TASOT performs training-free surgical temporal segmentation by fusing video visuals with automatically generated text descriptions inside an unbalanced optimal transport objective.

A machine-rendered reading of the paper's core claim, the machinery that carries it, and where it could break.

The paper introduces TASOT as an annotation-free method for dividing surgical videos into phases and steps. It extends prior optimal transport work by generating text captions from the raw video itself, aligning those captions to frames, and combining them with visual features in one transport problem. This produces large accuracy gains on several laparoscopic and robotic datasets compared with existing zero-shot approaches.

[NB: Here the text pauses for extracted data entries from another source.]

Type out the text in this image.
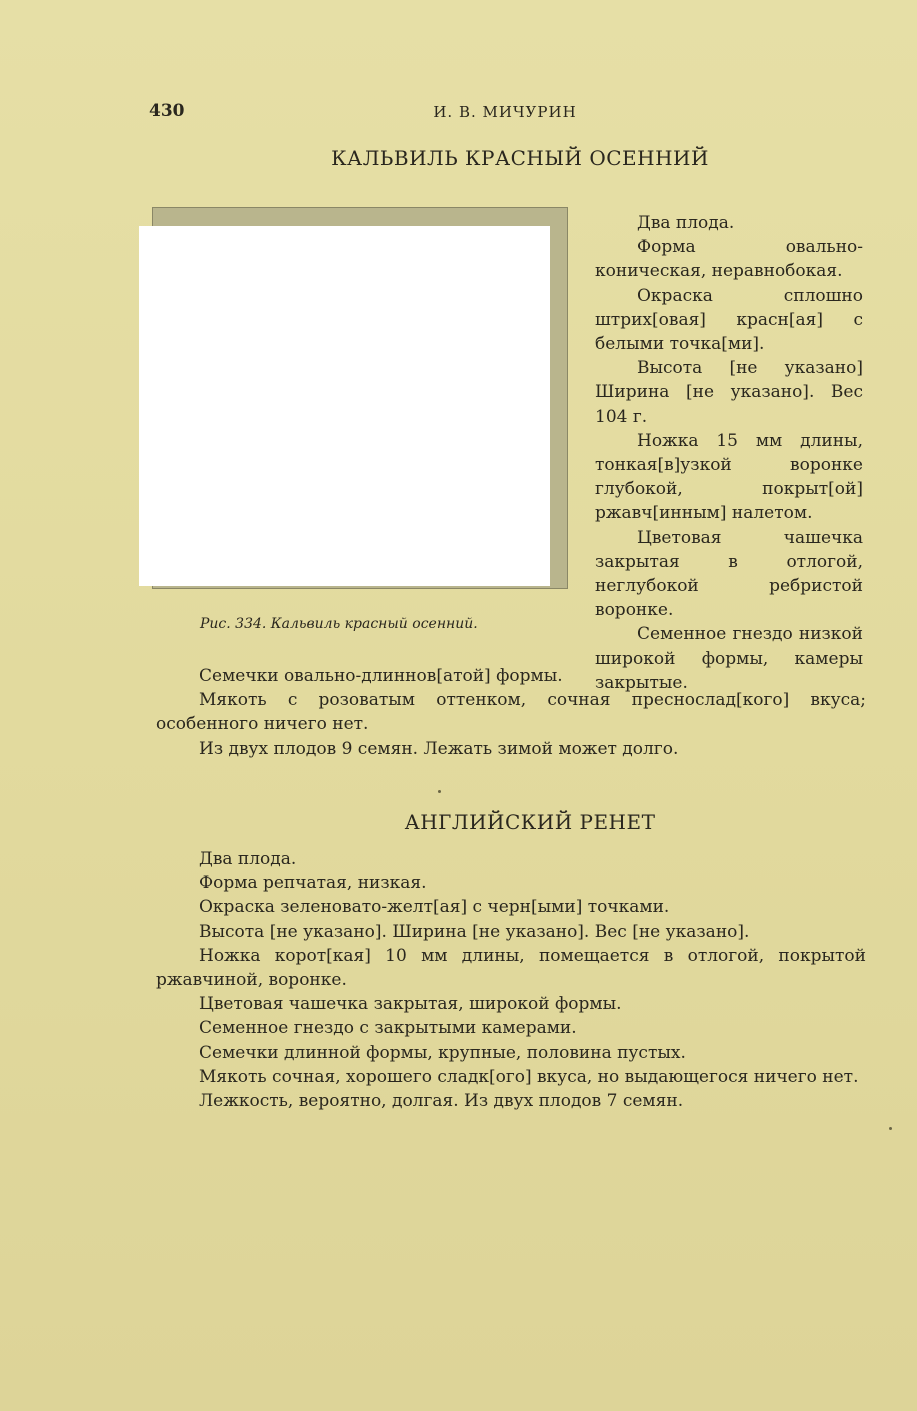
430	И. В. МИЧУРИН
КАЛЬВИЛЬ КРАСНЫЙ ОСЕННИЙ
Рис. 334. Кальвиль красный осенний.

Два плода.

Форма овально-коническая, неравнобокая.

Окраска сплошно штрих[овая] красн[ая] с белыми точка[ми].

Высота [не указано] Ширина [не указано]. Вес 104 г.

Ножка 15 мм длины, тонкая[в]узкой воронке глубокой, покрыт[ой] ржавч[инным] налетом.

Цветовая чашечка закрытая в отлогой, неглубокой ребристой воронке.

Семенное гнездо низкой широкой формы, камеры закрытые.

Семечки овально-длиннов[атой] формы.

Мякоть с розоватым оттенком, сочная преснослад[кого] вкуса; особенного ничего нет.

Из двух плодов 9 семян. Лежать зимой может долго.

АНГЛИЙСКИЙ РЕНЕТ

Два плода.

Форма репчатая, низкая.

Окраска зеленовато-желт[ая] с черн[ыми] точками.

Высота [не указано]. Ширина [не указано]. Вес [не указано].

Ножка корот[кая] 10 мм длины, помещается в отлогой, покрытой ржавчиной, воронке.

Цветовая чашечка закрытая, широкой формы.

Семенное гнездо с закрытыми камерами.

Семечки длинной формы, крупные, половина пустых.

Мякоть сочная, хорошего сладк[ого] вкуса, но выдающегося ничего нет.

Лежкость, вероятно, долгая. Из двух плодов 7 семян.
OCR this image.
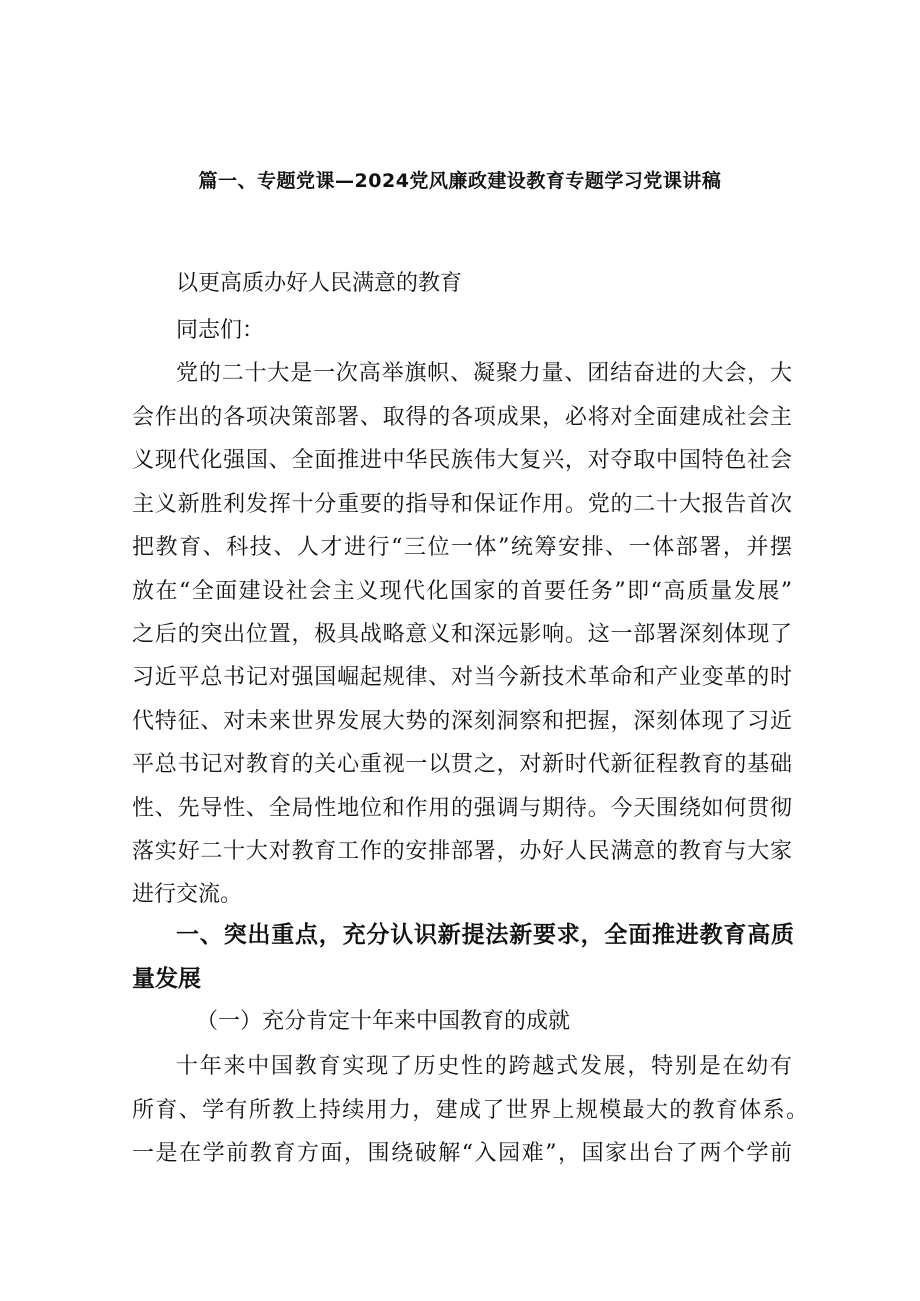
篇一、专题党课—2024党风廉政建设教育专题学习党课讲稿
以更高质办好人民满意的教育
同志们：
党的二十大是一次高举旗帜、凝聚力量、团结奋进的大会，大
会作出的各项决策部署、取得的各项成果，必将对全面建成社会主
义现代化强国、全面推进中华民族伟大复兴，对夺取中国特色社会
主义新胜利发挥十分重要的指导和保证作用。党的二十大报告首次
把教育、科技、人才进行“三位一体”统筹安排、一体部署，并摆
放在“全面建设社会主义现代化国家的首要任务”即“高质量发展”
之后的突出位置，极具战略意义和深远影响。这一部署深刻体现了
习近平总书记对强国崛起规律、对当今新技术革命和产业变革的时
代特征、对未来世界发展大势的深刻洞察和把握，深刻体现了习近
平总书记对教育的关心重视一以贯之，对新时代新征程教育的基础
性、先导性、全局性地位和作用的强调与期待。今天围绕如何贯彻
落实好二十大对教育工作的安排部署，办好人民满意的教育与大家
进行交流。
一、突出重点，充分认识新提法新要求，全面推进教育高质
量发展
（一）充分肯定十年来中国教育的成就
十年来中国教育实现了历史性的跨越式发展，特别是在幼有
所育、学有所教上持续用力，建成了世界上规模最大的教育体系。
一是在学前教育方面，围绕破解“入园难”，国家出台了两个学前
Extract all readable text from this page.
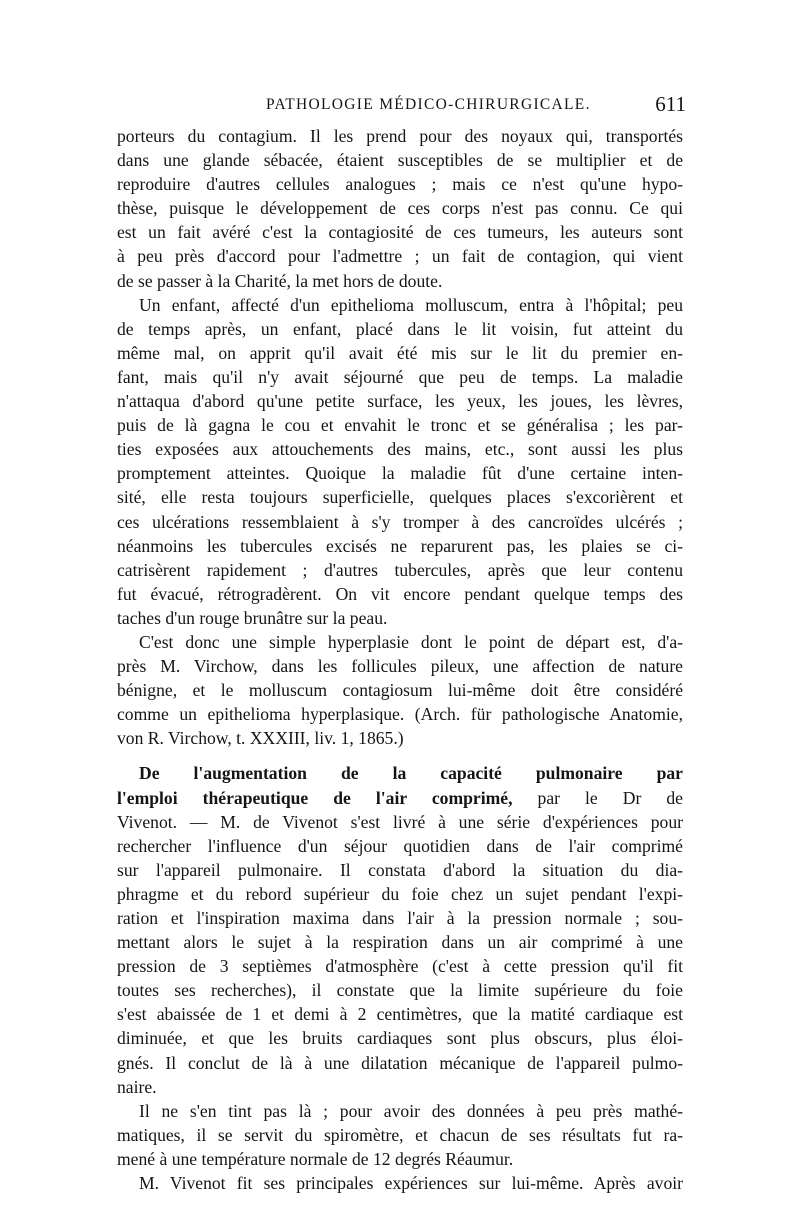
PATHOLOGIE MÉDICO-CHIRURGICALE.	611
porteurs du contagium. Il les prend pour des noyaux qui, transportés
dans une glande sébacée, étaient susceptibles de se multiplier et de
reproduire d'autres cellules analogues ; mais ce n'est qu'une hypo-
thèse, puisque le développement de ces corps n'est pas connu. Ce qui
est un fait avéré c'est la contagiosité de ces tumeurs, les auteurs sont
à peu près d'accord pour l'admettre ; un fait de contagion, qui vient
de se passer à la Charité, la met hors de doute.
Un enfant, affecté d'un epithelioma molluscum, entra à l'hôpital; peu
de temps après, un enfant, placé dans le lit voisin, fut atteint du
même mal, on apprit qu'il avait été mis sur le lit du premier en-
fant, mais qu'il n'y avait séjourné que peu de temps. La maladie
n'attaqua d'abord qu'une petite surface, les yeux, les joues, les lèvres,
puis de là gagna le cou et envahit le tronc et se généralisa ; les par-
ties exposées aux attouchements des mains, etc., sont aussi les plus
promptement atteintes. Quoique la maladie fût d'une certaine inten-
sité, elle resta toujours superficielle, quelques places s'excorièrent et
ces ulcérations ressemblaient à s'y tromper à des cancroïdes ulcérés ;
néanmoins les tubercules excisés ne reparurent pas, les plaies se ci-
catrisèrent rapidement ; d'autres tubercules, après que leur contenu
fut évacué, rétrogradèrent. On vit encore pendant quelque temps des
taches d'un rouge brunâtre sur la peau.
C'est donc une simple hyperplasie dont le point de départ est, d'a-
près M. Virchow, dans les follicules pileux, une affection de nature
bénigne, et le molluscum contagiosum lui-même doit être considéré
comme un epithelioma hyperplasique. (Arch. für pathologische Anatomie,
von R. Virchow, t. XXXIII, liv. 1, 1865.)
De l'augmentation de la capacité pulmonaire par
l'emploi thérapeutique de l'air comprimé, par le Dr de
Vivenot. — M. de Vivenot s'est livré à une série d'expériences pour
rechercher l'influence d'un séjour quotidien dans de l'air comprimé
sur l'appareil pulmonaire. Il constata d'abord la situation du dia-
phragme et du rebord supérieur du foie chez un sujet pendant l'expi-
ration et l'inspiration maxima dans l'air à la pression normale ; sou-
mettant alors le sujet à la respiration dans un air comprimé à une
pression de 3 septièmes d'atmosphère (c'est à cette pression qu'il fit
toutes ses recherches), il constate que la limite supérieure du foie
s'est abaissée de 1 et demi à 2 centimètres, que la matité cardiaque est
diminuée, et que les bruits cardiaques sont plus obscurs, plus éloi-
gnés. Il conclut de là à une dilatation mécanique de l'appareil pulmo-
naire.
Il ne s'en tint pas là ; pour avoir des données à peu près mathé-
matiques, il se servit du spiromètre, et chacun de ses résultats fut ra-
mené à une température normale de 12 degrés Réaumur.
M. Vivenot fit ses principales expériences sur lui-même. Après avoir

A reader would care because most current systems need large labeled surgical datasets or heavy pretraining, which blocks use on new platforms and in varied clinical settings.

Core claim

TASOT extends the Action Segmentation Optimal Transport formulation by incorporating temporally aligned textual descriptions generated directly from the input video, fusing visual and semantic cues within a unified unbalanced Gromov-Wasserstein optimal transport objective. Visual representations are extracted using DINOv3 while temporal captions from a vision-language model are encoded via CLIP and aligned to frames. The method reports F1-score gains of 18.9 on Cholec80, 33.7 on AutoLaparo, 23.7 on StrasByPass70, and 4.5 on BernByPass70 over the strongest zero-shot baselines.

What carries the argument

The unified unbalanced Gromov-Wasserstein optimal transport objective that integrates DINOv3 visual features with CLIP-encoded temporally aligned text captions.

If this is right

  • Surgical workflow segmentation becomes feasible on new robotic platforms without collecting or annotating task-specific videos.
  • Intraoperative decision support and automation can rely on raw video input alone.
  • Skill assessment and workflow analysis scale across laparoscopic and robotic procedures without domain-specific pretraining.
  • The same multimodal transport setup can be applied to other temporal segmentation benchmarks that currently require labeled data.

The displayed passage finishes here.